青秀躲在屋内榻上,心内缠绵悱恻。战事又起,连天的号角天天响。爹爹去西域还没有返回来,怎不叫人担心。他在军营里干什么呢?自打上次她被他送回。爹爹感恩,亲自请了他来家里做客。她知道了他的名字,子俊。
转眼又是一年,青秀已经习惯了有他的生活。他会握了她的手,教她写下自己的名字。在她的再三要求下,她会写他的名字了。爹爹说等再过一年,就将他们的婚事办了。
青秀已经能写简单的几个字了,她酿晒的葡萄美酒成了抢手的买卖,每天前来购买的人络绎不绝。
马蹄纷飞,尘土飞扬。刀戈相见,马匪烧杀抢掠,战乱造成土匪猖獗。

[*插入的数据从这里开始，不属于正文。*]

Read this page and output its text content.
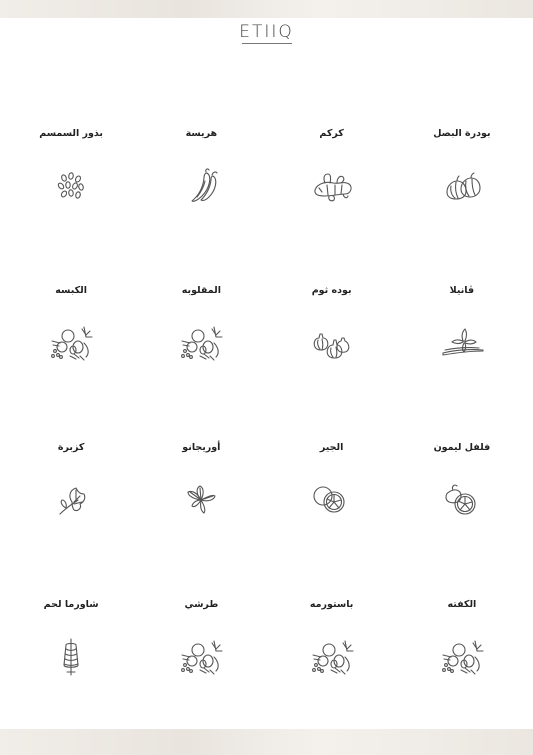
ETIIQ
بذور السمسم	هريسة	كركم	بودرة البصل
الكبسه	المقلوبه	بوده ثوم	ڤانيلا
كزبرة	أوريجانو	الجير	فلفل ليمون
شاورما لحم	طرشي	باستورمه	الكفته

经常有过路的客商被劫持,商人在古道上行走谋生常会遇到这样的危险。
青秀为爹爹担心,为子俊担心。爹爹是商人要行走古道,危险自不必说。子俊要保护百姓,还要保护过路的客商,与马贼交手危险重重。
青秀拿出宣纸,执笔写信。好几日没见到子俊了,她要写信给他,告诉他爹爹的信要托他找人相送。青秀的字在子俊的教导下,已经小成。墨香醉人,字迹秀丽有她的温度。青秀已经习惯了这样的日子,习惯了子俊温润的声音,读书、写字,一笔一画,一字一句。子俊教着她岁月静好,细碎的阳光穿过窗户照进来,让青秀只觉这日子真的是岁月静好。
她听得清他的心跳。而青秀的心也在砰砰乱跳。他是她的唯一,是她的依靠。
烽火连天,狼烟四起。他对她说着离别的话:“若我一年没有回来,你便不要等了。”
青秀捂住子俊的嘴,不让他说下去:“我等你。”
青秀的泪忍不住落下。“初次与你相遇,是在中原,那是我就认定了你,此生非你不嫁。”
子俊叹口气,低声说:“青秀,第一眼看见你,我就知道你是我的。若不是这战争,我们再过半年就可以成婚了。我只怕,刀枪无眼,要是那样,忘了我。”
青秀的泪落下来,这不是他们第一次分开,可是唯有这次,她伤心如此。
冥冥中仿佛注定了他们的一生。
她看着他的脸,想起他们的过往。时光太瘦,她努力的想要握住,却是徒劳。
夕阳如血,时光仿佛回到那个初相识的情景,一切已成回忆。
八年了,她的他再也没有回来。时光不老,葡萄酒的香味还是那样醇厚,她还是孤身一人,等待与他的相逢。